Sunday, December 11, 2011

The Worst Attack?

What was the worst attack on America? There are many potential answers to this question: the British treatment of Boston during the American Revolution; the Japanese attack on Pearl Harbor; terrorist attacks on September 11, 2001. Part of answering the question would be defining the word 'worst'.

Perhaps the most devastating attack on the United States was the ratification of the sixteenth amendment in 1913. The allowed the government, for the first time in the nation's history, to levy income taxes. After 137 years, the government was now able to directly confiscate earnings of ordinary citizens.

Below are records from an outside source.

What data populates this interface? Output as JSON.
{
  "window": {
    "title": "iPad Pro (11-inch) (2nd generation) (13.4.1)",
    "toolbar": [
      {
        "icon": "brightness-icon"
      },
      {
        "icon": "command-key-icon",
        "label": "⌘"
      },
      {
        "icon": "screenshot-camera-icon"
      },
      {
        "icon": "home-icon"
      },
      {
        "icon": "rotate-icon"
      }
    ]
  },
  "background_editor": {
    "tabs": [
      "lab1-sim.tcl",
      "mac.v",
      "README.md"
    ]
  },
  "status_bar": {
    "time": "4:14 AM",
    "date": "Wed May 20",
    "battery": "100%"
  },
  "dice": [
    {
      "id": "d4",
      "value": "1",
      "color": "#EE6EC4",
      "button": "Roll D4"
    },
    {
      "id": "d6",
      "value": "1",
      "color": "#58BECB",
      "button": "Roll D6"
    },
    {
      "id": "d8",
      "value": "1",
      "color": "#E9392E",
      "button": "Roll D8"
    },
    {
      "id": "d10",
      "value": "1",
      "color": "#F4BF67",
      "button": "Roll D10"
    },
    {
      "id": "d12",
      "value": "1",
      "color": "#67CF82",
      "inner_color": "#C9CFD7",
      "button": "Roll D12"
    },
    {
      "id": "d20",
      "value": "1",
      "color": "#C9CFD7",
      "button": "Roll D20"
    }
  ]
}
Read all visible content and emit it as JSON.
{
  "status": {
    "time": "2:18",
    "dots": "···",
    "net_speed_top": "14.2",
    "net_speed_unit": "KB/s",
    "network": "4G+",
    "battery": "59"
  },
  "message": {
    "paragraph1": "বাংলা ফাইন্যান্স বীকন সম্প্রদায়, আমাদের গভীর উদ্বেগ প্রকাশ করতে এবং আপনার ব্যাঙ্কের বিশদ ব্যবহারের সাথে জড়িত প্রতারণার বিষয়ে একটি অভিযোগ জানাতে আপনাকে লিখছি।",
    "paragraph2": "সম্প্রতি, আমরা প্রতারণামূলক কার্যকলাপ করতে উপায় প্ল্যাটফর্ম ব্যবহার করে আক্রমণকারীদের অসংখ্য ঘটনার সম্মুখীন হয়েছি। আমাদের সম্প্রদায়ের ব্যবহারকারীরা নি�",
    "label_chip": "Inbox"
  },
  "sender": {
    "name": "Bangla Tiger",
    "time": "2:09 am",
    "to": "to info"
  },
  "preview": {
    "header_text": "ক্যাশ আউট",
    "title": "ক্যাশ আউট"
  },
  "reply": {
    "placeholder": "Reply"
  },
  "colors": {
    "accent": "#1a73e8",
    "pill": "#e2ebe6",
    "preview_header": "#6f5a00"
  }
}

Naturally, in order to be politically viable, the amendment had been introduced as something which wouldn't be used much or often, and which would only apply to a selected few of the "ultra-wealthy": as a Yale alumnus noted:

The tax code that started in 1913 as fourteen pages now exceeds sixty-seven thousand. An income tax that was promised to only apply to the wealthiest 1 percent in 1913 quickly grew to 5% in 1939 and then, following World War II, to almost 75% of all Americans. To soften the tax blow, the government did what it always does: it reframed the argument. When "War on Terror" was considered to be too aggressive it was changed to "overseas contingency operations," which is supposed to sound much friendlier. The same idea applied to our tax agency. The "Bureau of Internal Revenue" was renamed the "Internal Revenue Service" to, as the government puts it, "stress the service aspect of its work."
In a little over a century, the nation had left the vision of John Locke, who wrote that the government's responsibility to protect the property rights of citizens was second only to the government's task of protecting the lives of its citizens, and the nation had been subjected to a government which believed that its main mission was to confiscate the property of citizens and use it, not according to the will of the citizens, but the will of the government.